KarhouTam / FL-bench

Benchmark of federated learning. Dedicated to the community. 🤗
GNU General Public License v3.0
505 stars 82 forks source link

python generate_data.py -d medmnistC -a 0.1 -cn 100 #49

Closed elegy112138 closed 11 months ago

elegy112138 commented 12 months ago

When I use the command python generate_data.py -d medmnistC -a 0.1 -cn 100, it takes a long time to execute and seems to fail because I previously used python generate_data.py -d medmnistC -a 0.5 -cn 100. Do you know how to resolve this issue?

KarhouTam commented 12 months ago

Hi, @elegy112138. If you wanna kepp the -a 0.1 -cn 100 settings, you can decrease the --least_samples (set as 40 by default) and run again. Dirichlet partition scheme can run for unpredictably long time due to small --alpha with big -cn and --least_samples.

elegy112138 commented 12 months ago

I used to run the command python generate_data.py -d medmnistC -a 0.1 -cn 100 quickly before, but now it has suddenly become very slow. I don't want to change the value of --least_samples. Is it possible to make this command run successfully by waiting for a long time?
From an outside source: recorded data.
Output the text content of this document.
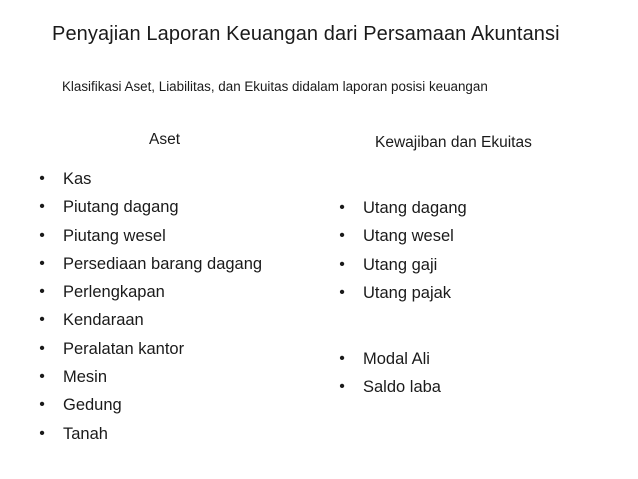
Penyajian Laporan Keuangan dari Persamaan Akuntansi
Klasifikasi Aset, Liabilitas, dan Ekuitas didalam laporan posisi keuangan
Aset	Kewajiban dan Ekuitas
• Kas
• Piutang dagang
• Piutang wesel
• Persediaan barang dagang
• Perlengkapan
• Kendaraan
• Peralatan kantor
• Mesin
• Gedung
• Tanah
• Utang dagang
• Utang wesel
• Utang gaji
• Utang pajak
• Modal Ali
• Saldo laba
KarhouTam commented 12 months ago

I used to run the command python generate_data.py -d medmnistC -a 0.1 -cn 100 quickly before

Could you offer some information of that previous code, like commit details?
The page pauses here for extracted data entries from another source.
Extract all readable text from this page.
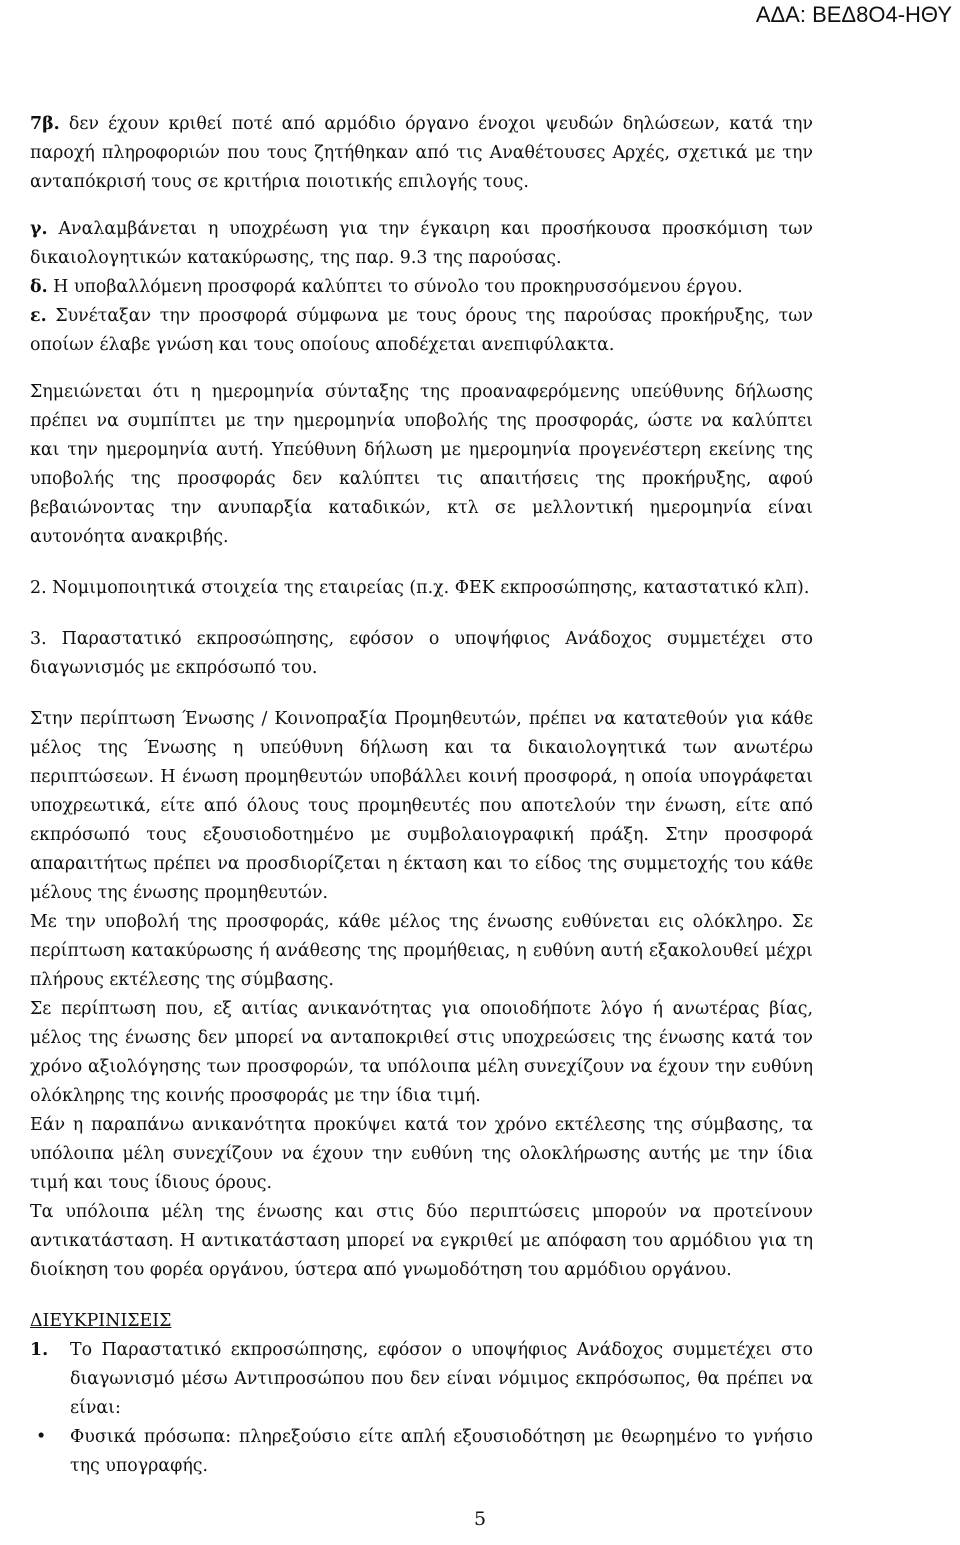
ΑΔΑ: ΒΕΔ8Ο4-ΗΘΥ

7β. δεν έχουν κριθεί ποτέ από αρμόδιο όργανο ένοχοι ψευδών δηλώσεων, κατά την παροχή πληροφοριών που τους ζητήθηκαν από τις Αναθέτουσες Αρχές, σχετικά με την ανταπόκρισή τους σε κριτήρια ποιοτικής επιλογής τους.

γ. Αναλαμβάνεται η υποχρέωση για την έγκαιρη και προσήκουσα προσκόμιση των δικαιολογητικών κατακύρωσης, της παρ. 9.3 της παρούσας.

δ. Η υποβαλλόμενη προσφορά καλύπτει το σύνολο του προκηρυσσόμενου έργου.

ε. Συνέταξαν την προσφορά σύμφωνα με τους όρους της παρούσας προκήρυξης, των οποίων έλαβε γνώση και τους οποίους αποδέχεται ανεπιφύλακτα.

Σημειώνεται ότι η ημερομηνία σύνταξης της προαναφερόμενης υπεύθυνης δήλωσης πρέπει να συμπίπτει με την ημερομηνία υποβολής της προσφοράς, ώστε να καλύπτει και την ημερομηνία αυτή. Υπεύθυνη δήλωση με ημερομηνία προγενέστερη εκείνης της υποβολής της προσφοράς δεν καλύπτει τις απαιτήσεις της προκήρυξης, αφού βεβαιώνοντας την ανυπαρξία καταδικών, κτλ σε μελλοντική ημερομηνία είναι αυτονόητα ανακριβής.

2. Νομιμοποιητικά στοιχεία της εταιρείας (π.χ. ΦΕΚ εκπροσώπησης, καταστατικό κλπ).

3. Παραστατικό εκπροσώπησης, εφόσον ο υποψήφιος Ανάδοχος συμμετέχει στο διαγωνισμός με εκπρόσωπό του.

Στην περίπτωση Ένωσης / Κοινοπραξία Προμηθευτών, πρέπει να κατατεθούν για κάθε μέλος της Ένωσης η υπεύθυνη δήλωση και τα δικαιολογητικά των ανωτέρω περιπτώσεων. Η ένωση προμηθευτών υποβάλλει κοινή προσφορά, η οποία υπογράφεται υποχρεωτικά, είτε από όλους τους προμηθευτές που αποτελούν την ένωση, είτε από εκπρόσωπό τους εξουσιοδοτημένο με συμβολαιογραφική πράξη. Στην προσφορά απαραιτήτως πρέπει να προσδιορίζεται η έκταση και το είδος της συμμετοχής του κάθε μέλους της ένωσης προμηθευτών.

Με την υποβολή της προσφοράς, κάθε μέλος της ένωσης ευθύνεται εις ολόκληρο. Σε περίπτωση κατακύρωσης ή ανάθεσης της προμήθειας, η ευθύνη αυτή εξακολουθεί μέχρι πλήρους εκτέλεσης της σύμβασης.

Σε περίπτωση που, εξ αιτίας ανικανότητας για οποιοδήποτε λόγο ή ανωτέρας βίας, μέλος της ένωσης δεν μπορεί να ανταποκριθεί στις υποχρεώσεις της ένωσης κατά τον χρόνο αξιολόγησης των προσφορών, τα υπόλοιπα μέλη συνεχίζουν να έχουν την ευθύνη ολόκληρης της κοινής προσφοράς με την ίδια τιμή.

Εάν η παραπάνω ανικανότητα προκύψει κατά τον χρόνο εκτέλεσης της σύμβασης, τα υπόλοιπα μέλη συνεχίζουν να έχουν την ευθύνη της ολοκλήρωσης αυτής με την ίδια τιμή και τους ίδιους όρους.

Τα υπόλοιπα μέλη της ένωσης και στις δύο περιπτώσεις μπορούν να προτείνουν αντικατάσταση. Η αντικατάσταση μπορεί να εγκριθεί με απόφαση του αρμόδιου για τη διοίκηση του φορέα οργάνου, ύστερα από γνωμοδότηση του αρμόδιου οργάνου.

ΔΙΕΥΚΡΙΝΙΣΕΙΣ

1. Το Παραστατικό εκπροσώπησης, εφόσον ο υποψήφιος Ανάδοχος συμμετέχει στο διαγωνισμό μέσω Αντιπροσώπου που δεν είναι νόμιμος εκπρόσωπος, θα πρέπει να είναι:
• Φυσικά πρόσωπα: πληρεξούσιο είτε απλή εξουσιοδότηση με θεωρημένο το γνήσιο της υπογραφής.
5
elegy112138 commented 12 months ago

I apologize, but I may not be able to submit. However, I can run this command quickly on other datasets, except for medmnistC now

KarhouTam commented 12 months ago

No need to apologize. It's okay. 😂 Since I barely change the Dirichlet partitioning scheme, and I just tried that partition settings on my workspace and the program stuck also, so I am curious about that previous code. BTW, You can try change random seed also.

elegy112138 commented 12 months ago

I'm currently running comparative experiments, and the previous experiments were conducted with the following dataset_args: 'dataset_args': { 'dataset': 'medmnistC', 'client_num': 100, 'fraction': 0.5, 'seed': 42, 'split': 'sample', 'alpha': 0.1, 'least_samples': 40 } I don't want to change these parameters to maintain consistency as a control variable. Are you also experiencing a slowdown in running the data partitioning command now?

KarhouTam commented 12 months ago

Running with your settings only cost 3s

KarhouTam commented 11 months ago

This issue is closed due to long time no response.